The first thing that amazed me was all the people I interviewed could debate with me in excellent English – a massive advance from even five years ago. Then there was what they spoke about: the most pioneering Chinese travel companies and travel managers are beginning to use mobile in ways we can only dream of in the West. We will hear much more in the coming months.
All this made me think, and not for the first time, that President Trump is a bit of a Cnut – and no, I’m not dyslexic, of course I refer to medieval Danish King Cnut who tried to hold back the tide – for pledging to revive the moribund industries of the Rust Belt, whose left-behind workers voted him into office.
CHINESE REVOLUTION
Trump blamed globalisation for the decline of American industry, specifically competition from lower-paid labour in Mexico and China. He is mooting huge tariffs on Chinese manufactured goods. But that’s not going to bring the old jobs back. The Chinese themselves know there is no long-term future in knocking out cut-price reproductions of products invented in the west. China’s latest five-year plan focuses on innovation, and I already see signs that the country which became the world’s largest business travel market in 2016 is doing just that in our particular sector.
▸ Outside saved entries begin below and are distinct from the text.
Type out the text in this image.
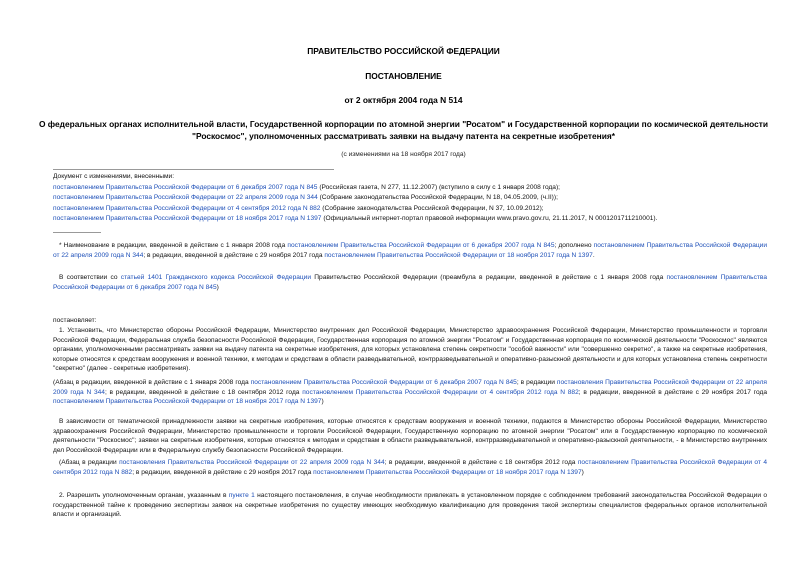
ПРАВИТЕЛЬСТВО РОССИЙСКОЙ ФЕДЕРАЦИИ
ПОСТАНОВЛЕНИЕ
от 2 октября 2004 года N 514
О федеральных органах исполнительной власти, Государственной корпорации по атомной энергии "Росатом" и Государственной корпорации по космической деятельности "Роскосмос", уполномоченных рассматривать заявки на выдачу патента на секретные изобретения*
(с изменениями на 18 ноября 2017 года)
Документ с изменениями, внесенными:
постановлением Правительства Российской Федерации от 6 декабря 2007 года N 845 (Российская газета, N 277, 11.12.2007) (вступило в силу с 1 января 2008 года);
постановлением Правительства Российской Федерации от 22 апреля 2009 года N 344 (Собрание законодательства Российской Федерации, N 18, 04.05.2009, (ч.II));
постановлением Правительства Российской Федерации от 4 сентября 2012 года N 882 (Собрание законодательства Российской Федерации, N 37, 10.09.2012);
постановлением Правительства Российской Федерации от 18 ноября 2017 года N 1397 (Официальный интернет-портал правовой информации www.pravo.gov.ru, 21.11.2017, N 0001201711210001).
* Наименование в редакции, введенной в действие с 1 января 2008 года постановлением Правительства Российской Федерации от 6 декабря 2007 года N 845; дополнено постановлением Правительства Российской Федерации от 22 апреля 2009 года N 344; в редакции, введенной в действие с 29 ноября 2017 года постановлением Правительства Российской Федерации от 18 ноября 2017 года N 1397.
В соответствии со статьей 1401 Гражданского кодекса Российской Федерации Правительство Российской Федерации (преамбула в редакции, введенной в действие с 1 января 2008 года постановлением Правительства Российской Федерации от 6 декабря 2007 года N 845)
постановляет:
1. Установить, что Министерство обороны Российской Федерации, Министерство внутренних дел Российской Федерации, Министерство здравоохранения Российской Федерации, Министерство промышленности и торговли Российской Федерации, Федеральная служба безопасности Российской Федерации, Государственная корпорация по атомной энергии "Росатом" и Государственная корпорация по космической деятельности "Роскосмос" являются органами, уполномоченными рассматривать заявки на выдачу патента на секретные изобретения, для которых установлена степень секретности "особой важности" или "совершенно секретно", а также на секретные изобретения, которые относятся к средствам вооружения и военной техники, к методам и средствам в области разведывательной, контрразведывательной и оперативно-разыскной деятельности и для которых установлена степень секретности "секретно" (далее - секретные изобретения).
(Абзац в редакции, введенной в действие с 1 января 2008 года постановлением Правительства Российской Федерации от 6 декабря 2007 года N 845; в редакции постановления Правительства Российской Федерации от 22 апреля 2009 года N 344; в редакции, введенной в действие с 18 сентября 2012 года постановлением Правительства Российской Федерации от 4 сентября 2012 года N 882; в редакции, введенной в действие с 29 ноября 2017 года постановлением Правительства Российской Федерации от 18 ноября 2017 года N 1397)
В зависимости от тематической принадлежности заявки на секретные изобретения, которые относятся к средствам вооружения и военной техники, подаются в Министерство обороны Российской Федерации, Министерство здравоохранения Российской Федерации, Министерство промышленности и торговли Российской Федерации, Государственную корпорацию по атомной энергии "Росатом" или в Государственную корпорацию по космической деятельности "Роскосмос"; заявки на секретные изобретения, которые относятся к методам и средствам в области разведывательной, контрразведывательной и оперативно-разыскной деятельности, - в Министерство внутренних дел Российской Федерации или в Федеральную службу безопасности Российской Федерации.
(Абзац в редакции постановления Правительства Российской Федерации от 22 апреля 2009 года N 344; в редакции, введенной в действие с 18 сентября 2012 года постановлением Правительства Российской Федерации от 4 сентября 2012 года N 882; в редакции, введенной в действие с 29 ноября 2017 года постановлением Правительства Российской Федерации от 18 ноября 2017 года N 1397)
2. Разрешить уполномоченным органам, указанным в пункте 1 настоящего постановления, в случае необходимости привлекать в установленном порядке с соблюдением требований законодательства Российской Федерации о государственной тайне к проведению экспертизы заявок на секретные изобретения по существу имеющих необходимую квалификацию для проведения такой экспертизы специалистов федеральных органов исполнительной власти и организаций.
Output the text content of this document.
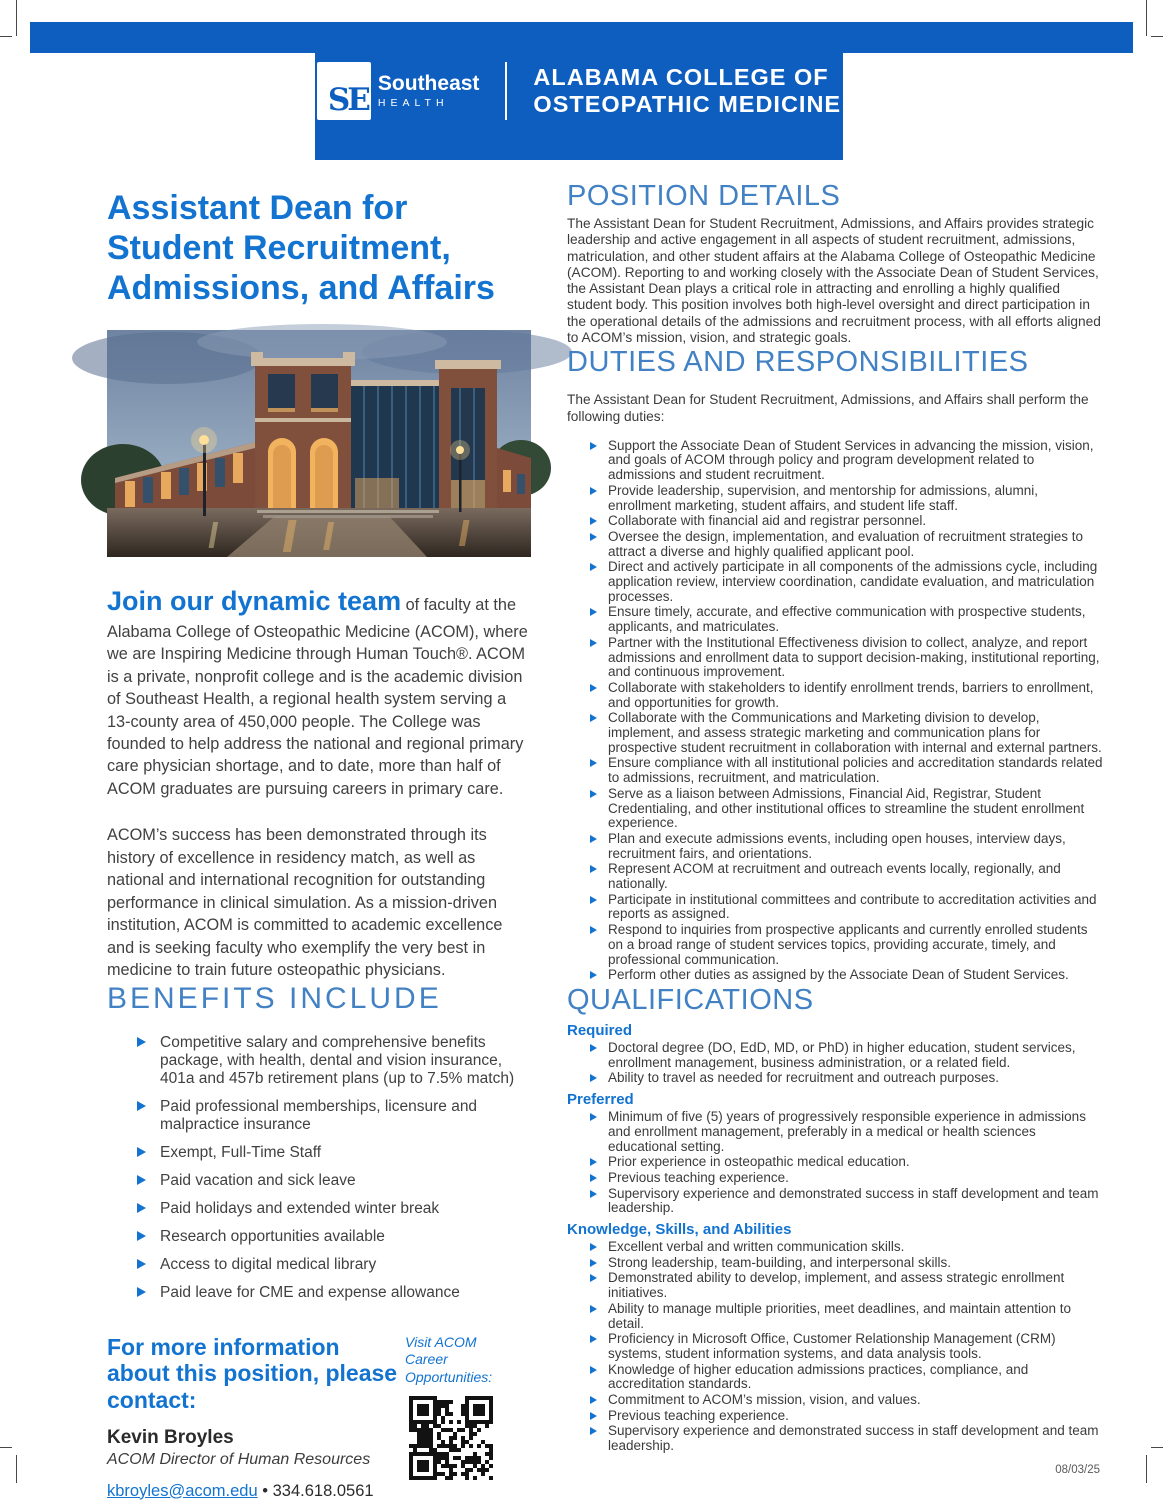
SE Southeast
HEALTH
ALABAMA COLLEGE OF
OSTEOPATHIC MEDICINE
Assistant Dean for Student Recruitment, Admissions, and Affairs

Join our dynamic team of faculty at the Alabama College of Osteopathic Medicine (ACOM), where we are Inspiring Medicine through Human Touch®. ACOM is a private, nonprofit college and is the academic division of Southeast Health, a regional health system serving a 13-county area of 450,000 people. The College was founded to help address the national and regional primary care physician shortage, and to date, more than half of ACOM graduates are pursuing careers in primary care.

ACOM’s success has been demonstrated through its history of excellence in residency match, as well as national and international recognition for outstanding performance in clinical simulation. As a mission-driven institution, ACOM is committed to academic excellence and is seeking faculty who exemplify the very best in medicine to train future osteopathic physicians.

BENEFITS INCLUDE
Competitive salary and comprehensive benefits package, with health, dental and vision insurance, 401a and 457b retirement plans (up to 7.5% match)
Paid professional memberships, licensure and malpractice insurance
Exempt, Full-Time Staff
Paid vacation and sick leave
Paid holidays and extended winter break
Research opportunities available
Access to digital medical library
Paid leave for CME and expense allowance
For more information about this position, please contact:
Kevin Broyles
ACOM Director of Human Resources
kbroyles@acom.edu • 334.618.0561
Visit ACOM Career Opportunities:
POSITION DETAILS

The Assistant Dean for Student Recruitment, Admissions, and Affairs provides strategic leadership and active engagement in all aspects of student recruitment, admissions, matriculation, and other student affairs at the Alabama College of Osteopathic Medicine (ACOM). Reporting to and working closely with the Associate Dean of Student Services, the Assistant Dean plays a critical role in attracting and enrolling a highly qualified student body. This position involves both high-level oversight and direct participation in the operational details of the admissions and recruitment process, with all efforts aligned to ACOM’s mission, vision, and strategic goals.

DUTIES AND RESPONSIBILITIES

The Assistant Dean for Student Recruitment, Admissions, and Affairs shall perform the following duties:

Support the Associate Dean of Student Services in advancing the mission, vision, and goals of ACOM through policy and program development related to admissions and student recruitment.
Provide leadership, supervision, and mentorship for admissions, alumni, enrollment marketing, student affairs, and student life staff.
Collaborate with financial aid and registrar personnel.
Oversee the design, implementation, and evaluation of recruitment strategies to attract a diverse and highly qualified applicant pool.
Direct and actively participate in all components of the admissions cycle, including application review, interview coordination, candidate evaluation, and matriculation processes.
Ensure timely, accurate, and effective communication with prospective students, applicants, and matriculates.
Partner with the Institutional Effectiveness division to collect, analyze, and report admissions and enrollment data to support decision-making, institutional reporting, and continuous improvement.
Collaborate with stakeholders to identify enrollment trends, barriers to enrollment, and opportunities for growth.
Collaborate with the Communications and Marketing division to develop, implement, and assess strategic marketing and communication plans for prospective student recruitment in collaboration with internal and external partners.
Ensure compliance with all institutional policies and accreditation standards related to admissions, recruitment, and matriculation.
Serve as a liaison between Admissions, Financial Aid, Registrar, Student Credentialing, and other institutional offices to streamline the student enrollment experience.
Plan and execute admissions events, including open houses, interview days, recruitment fairs, and orientations.
Represent ACOM at recruitment and outreach events locally, regionally, and nationally.
Participate in institutional committees and contribute to accreditation activities and reports as assigned.
Respond to inquiries from prospective applicants and currently enrolled students on a broad range of student services topics, providing accurate, timely, and professional communication.
Perform other duties as assigned by the Associate Dean of Student Services.
QUALIFICATIONS
Required
Doctoral degree (DO, EdD, MD, or PhD) in higher education, student services, enrollment management, business administration, or a related field.
Ability to travel as needed for recruitment and outreach purposes.
Preferred
Minimum of five (5) years of progressively responsible experience in admissions and enrollment management, preferably in a medical or health sciences educational setting.
Prior experience in osteopathic medical education.
Previous teaching experience.
Supervisory experience and demonstrated success in staff development and team leadership.
Knowledge, Skills, and Abilities
Excellent verbal and written communication skills.
Strong leadership, team-building, and interpersonal skills.
Demonstrated ability to develop, implement, and assess strategic enrollment initiatives.
Ability to manage multiple priorities, meet deadlines, and maintain attention to detail.
Proficiency in Microsoft Office, Customer Relationship Management (CRM) systems, student information systems, and data analysis tools.
Knowledge of higher education admissions practices, compliance, and accreditation standards.
Commitment to ACOM’s mission, vision, and values.
Previous teaching experience.
Supervisory experience and demonstrated success in staff development and team leadership.
08/03/25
We continue to enjoy innovations aplenty from companies in the west too, the latest focus being on chatbots: apps that deploy natural language to inform travellers and act automatically on the instructions they receive in return. And this, of course, is the main reason for declining good-quality jobs. While Trump scapegoated China and Mexico – and Brexiteers, the EU and migrants – it is the inexorable automation of first blue-collar and now white-collar tasks that is largely responsible.
Just wait until driverless cars – technology, incidentally, being pioneered in the US – make even more Trump voters’ occupations obsolete. And it is the same in business travel. Every six months I look at the financial results for HRG and two trends never change: the online adoption rate among customers goes up and the number of employees goes down. I am sure many other travel management companies would reveal similar figures if public quotation obliged their disclosure.
What’s the solution? Well, I’m just a humble business travel journalist, but my recent exchanges with China convinced me that, first, we need to become better educated, especially by eradicating the anti-learning culture which holds back so many kids.